ItalieMeloni veut «réactiver» ses centres de rétention en Albanie
«Très coûteuses» et dans la ligne de mire de la justice, des structures «vides» devraient être converties en hébergements pour les migrants en attente «de rapatriement».

«Cela fait mal au cœur de voir le gâchis de centaines de millions d’euros littéralement jetés par la fenêtre par le gouvernement italien», a déclaré l'ancien Premier ministre Matteo Renzi.
AFPQuasiment vides depuis leur ouverture, les centres d’accueil pour demandeurs d’asile construits à grands frais en Albanie par l’Italie vont être recyclés en centres de rapatriement pour les migrants illégaux, une reconversion entachée de risques juridiques selon les experts.

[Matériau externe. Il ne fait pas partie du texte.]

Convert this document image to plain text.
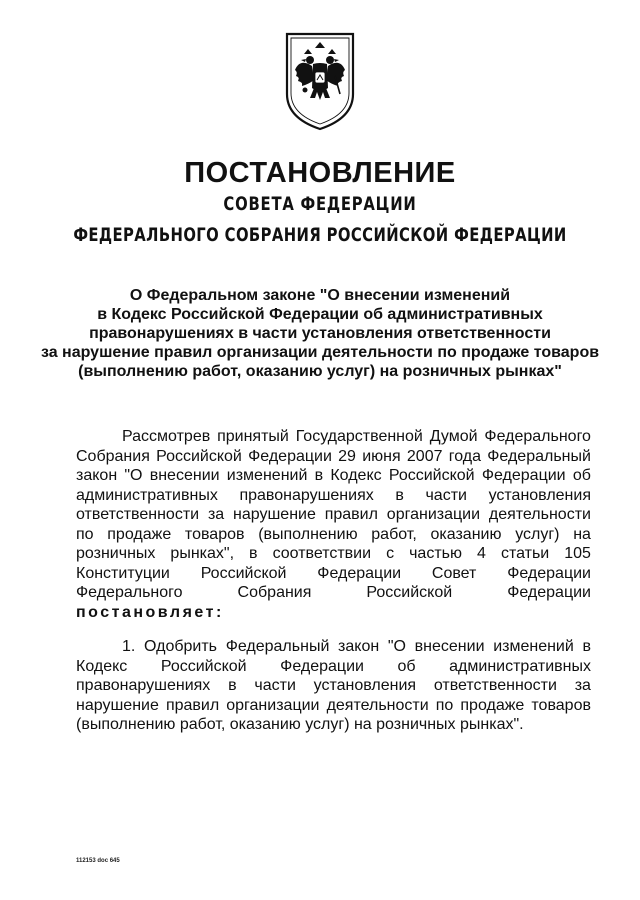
ПОСТАНОВЛЕНИЕ
СОВЕТА ФЕДЕРАЦИИ
ФЕДЕРАЛЬНОГО СОБРАНИЯ РОССИЙСКОЙ ФЕДЕРАЦИИ
О Федеральном законе "О внесении изменений
в Кодекс Российской Федерации об административных
правонарушениях в части установления ответственности
за нарушение правил организации деятельности по продаже товаров
(выполнению работ, оказанию услуг) на розничных рынках"
Рассмотрев принятый Государственной Думой Федерального
Собрания Российской Федерации 29 июня 2007 года Федеральный
закон "О внесении изменений в Кодекс Российской Федерации об
административных правонарушениях в части установления
ответственности за нарушение правил организации деятельности
по продаже товаров (выполнению работ, оказанию услуг) на
розничных рынках", в соответствии с частью 4 статьи 105
Конституции Российской Федерации Совет Федерации
Федерального	Собрания	Российской	Федерации
постановляет:
1. Одобрить Федеральный закон "О внесении изменений в
Кодекс Российской Федерации об административных
правонарушениях в части установления ответственности за
нарушение правил организации деятельности по продаже товаров
(выполнению работ, оказанию услуг) на розничных рынках".
112153 doc 645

Le décret-loi adopté vendredi en Conseil des ministres «nous permettra de remettre en activité immédiatement» ces structures, a expliqué le ministre de l’Intérieur Matteo Piantedosi, reconnaissant implicitement leur inutilité jusqu’ici, en dépit de l’intérêt suscité par ce projet dans l’Union européenne.
Meloni voulait créer «un modèle» pour l'Europe
La Première ministre d’extrême droite Giorgia Meloni a enchaîné les revers judiciaires dans son projet d’externaliser le traitement de l’immigration dans un pays tiers, qu’elle a pourtant présenté comme un «modèle» pour toute l’Europe. La justice italienne a en effet refusé à plusieurs reprises de valider la détention en Albanie de migrants interceptés en mer, la destination originelle de ces centres, en exigeant leur rapatriement sur le territoire italien. Ces centres sont devenus opérationnels en octobre, mais les juges italiens ont exigé le renvoi dans la péninsule des quelques migrants qui y avaient été transférés.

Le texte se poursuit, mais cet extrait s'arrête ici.